Russia supplies Germany with nearly 40 per cent of its natural gas needs. Without Russian energy, the German economy could literally collapse. Germany, on the other hand, is Russia's only hope to realise its long-awaited dream — integration with Europe's economic and security systems.

Germany could also provide Russia with badly needed technology and expertise to develop its economy and cease to be mere exporter of primary commodities. For over a decade, Germany has been leading European opposition to the US policy of containing Russia. In the April 2009 Nato summit, which was jointly hosted by Germany and France, Berlin lobbied to initiate a new "Strategic Concept" for the military pact that would exclude Russia from being viewed as an enemy.

Furthermore, it blocked Georgia and Ukraine's application for full membership in the western security organisation.

Germany's position was appreciated in Moscow since the two former Soviet satellites have been pursuing anti-Russian polices. Germany has also opposed the establishment of a missile-defence system in Poland and the Czech Republic by the US. Russia has for long viewed the project as a major national security threat. During the August 2008 Russian-Georgian war, Germany vetoed an EU resolution to impose economic sanctions against Moscow.

Germany has been rewarded with billions of dollars worth of contracts. As a result, it is outstripping China as Russia's largest economic partner. The volume of trade between the two countries has increased by 23 per cent in 2009, reaching $90 billion (Dh330.3 billion). With over 5,000 companies operating in Russia, German investments in the Russian economy exceeded $20 billion this year alone, with Siemens and Daimler being the largest investors. This economic relationship made Germany immune to Russian pressure during the gas crisis of 2008. When Russia stopped supplying Europe with gas over a dispute with Ukraine over gas prices, Germany was unaffected. Unlike the rest of the European countries, which are dependent on Russian energy, Moscow made sure that Germany received its energy needs without interruption.

The emerging German-Russian alignment is a security issue as well as an economic issue.
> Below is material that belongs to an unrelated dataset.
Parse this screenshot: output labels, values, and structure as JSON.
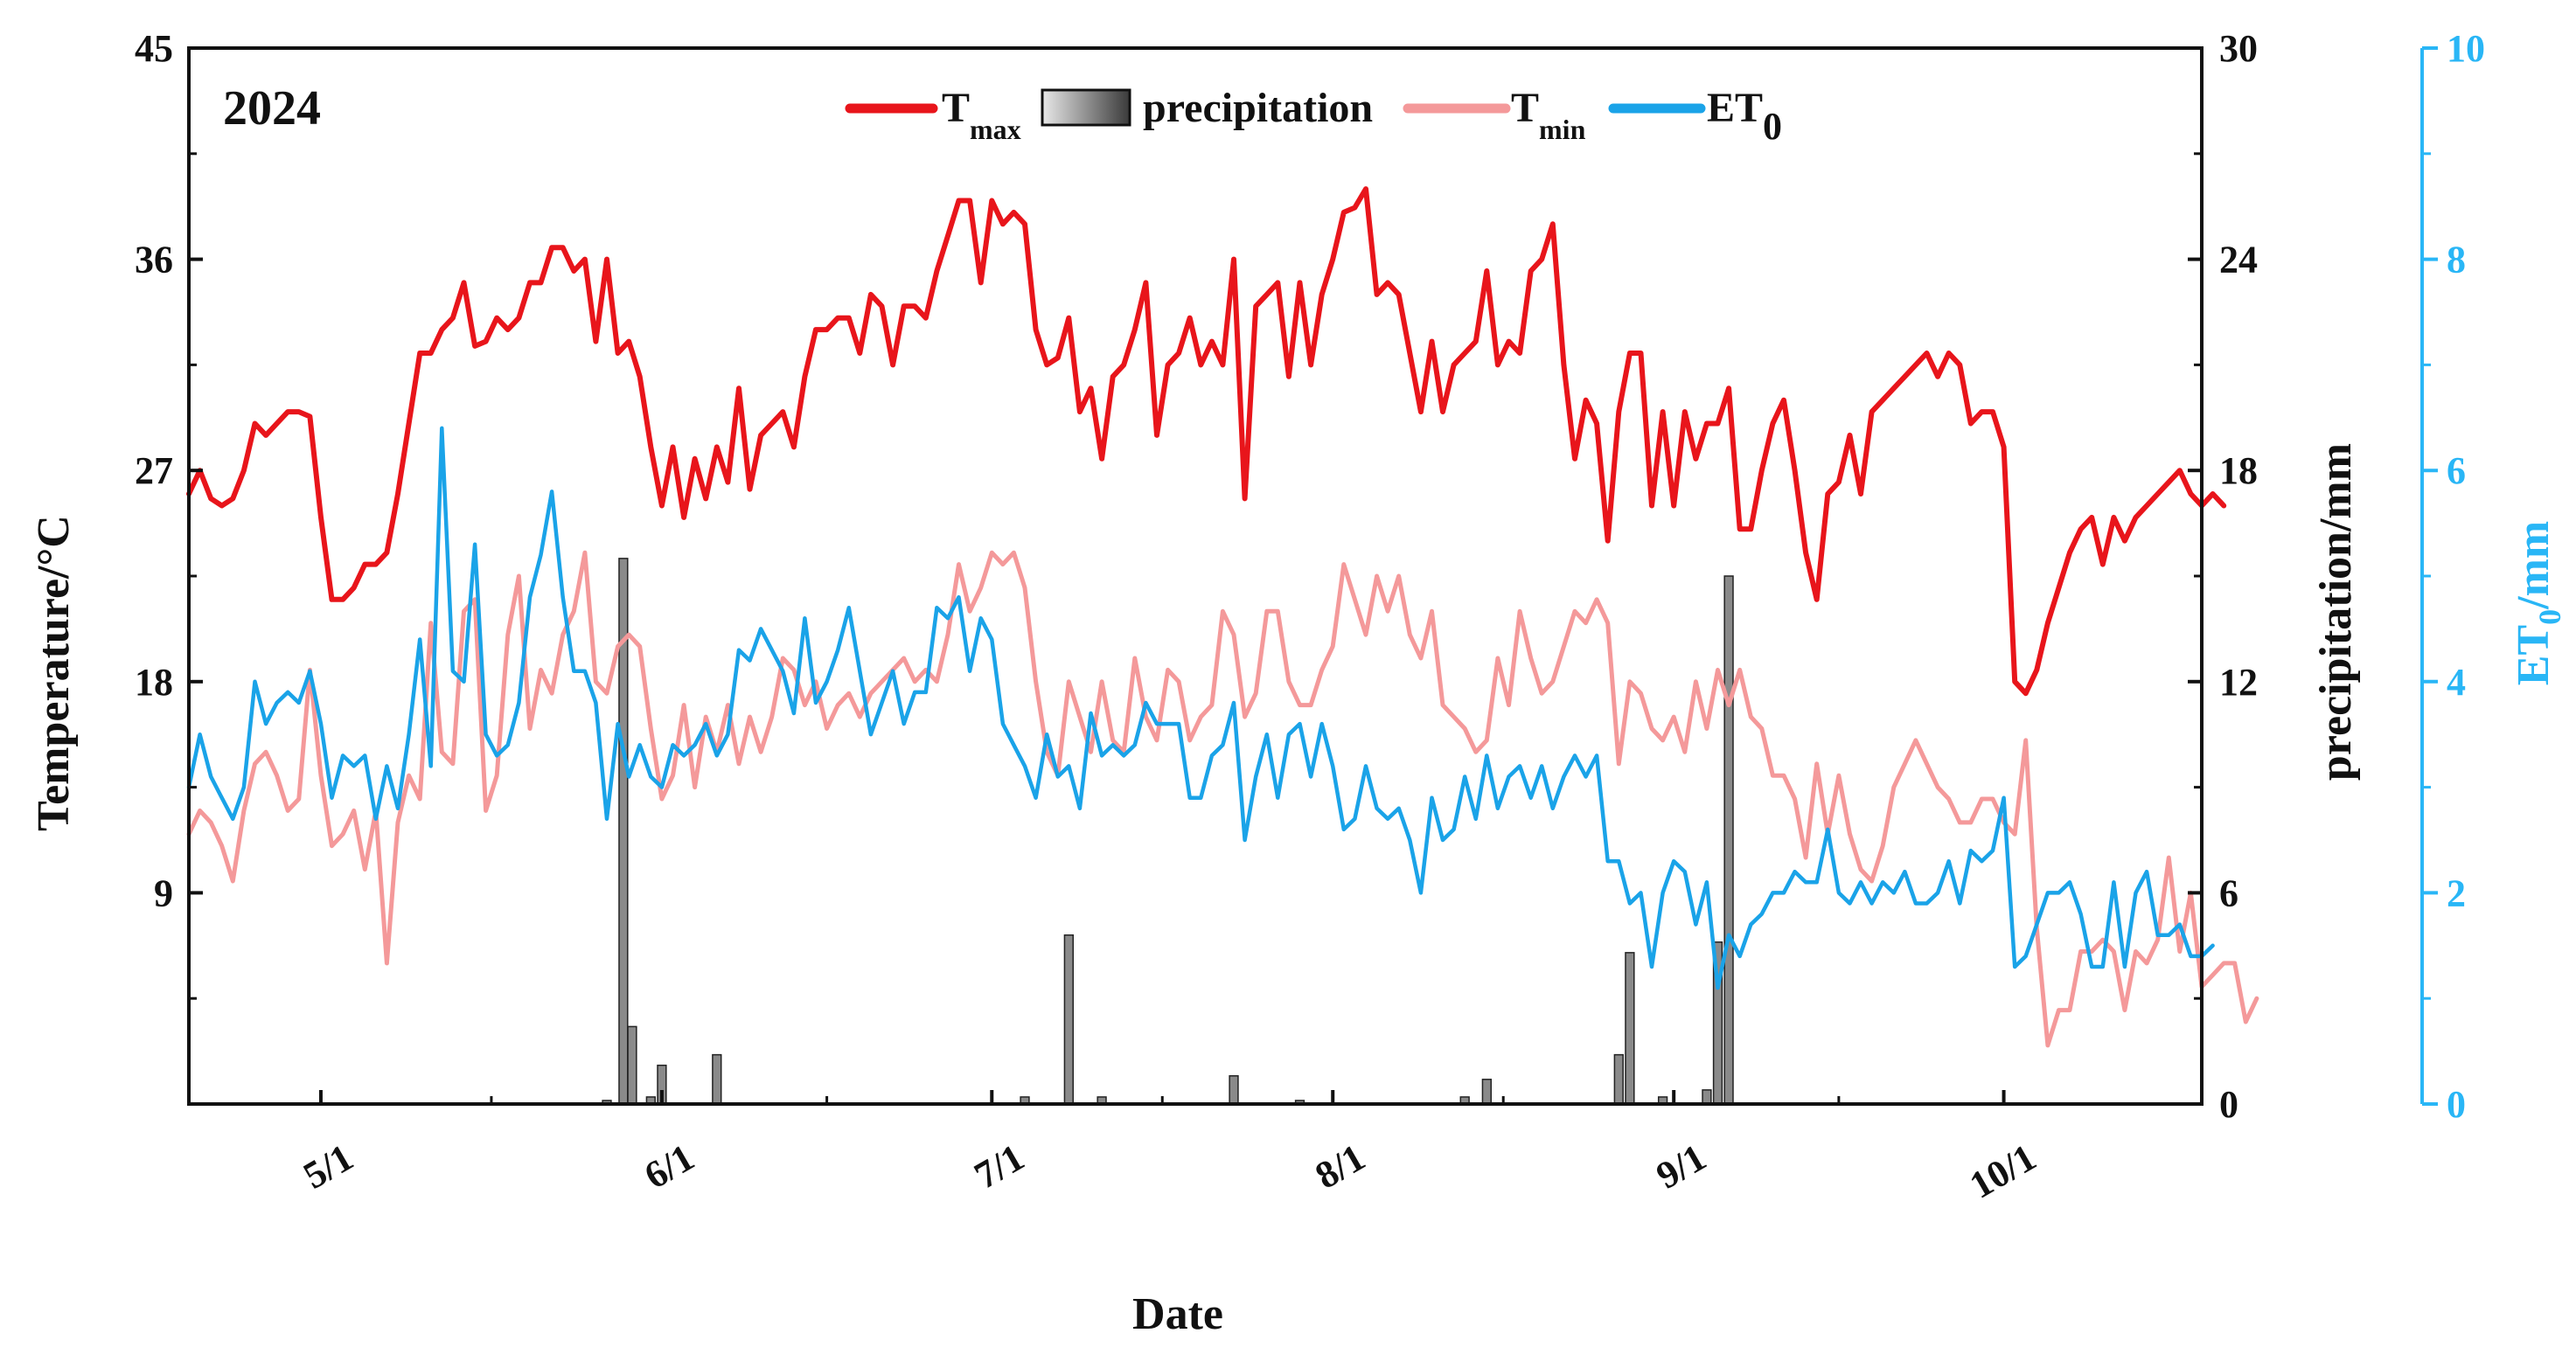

Between 1870 and 1940 there was a three-player game in continental Europe — France, Germany and Russia. The shifting alliances between these three powers had led to war on three major occasions: 1870, 1914 and 1940. For Germany that should remain past tense.

Embracing rather than antagonising Russia has been for a while Germany's key foreign policy objective. This policy seems to have paid dividends. Russia is cooperating more on the Iran nuclear crisis; it is becoming Nato's key supply route for the Afghan war theatre and is joining the western alliance in fighting ‘terrorism'. From an American perspective, the fruit of cooperation with Russia are short-term gains. In the long run, a German-Russian alliance constitutes major threat.

 

Dr Marwan Al Kabalan is the Director of The Damascus Centre for Economic and Political Studies.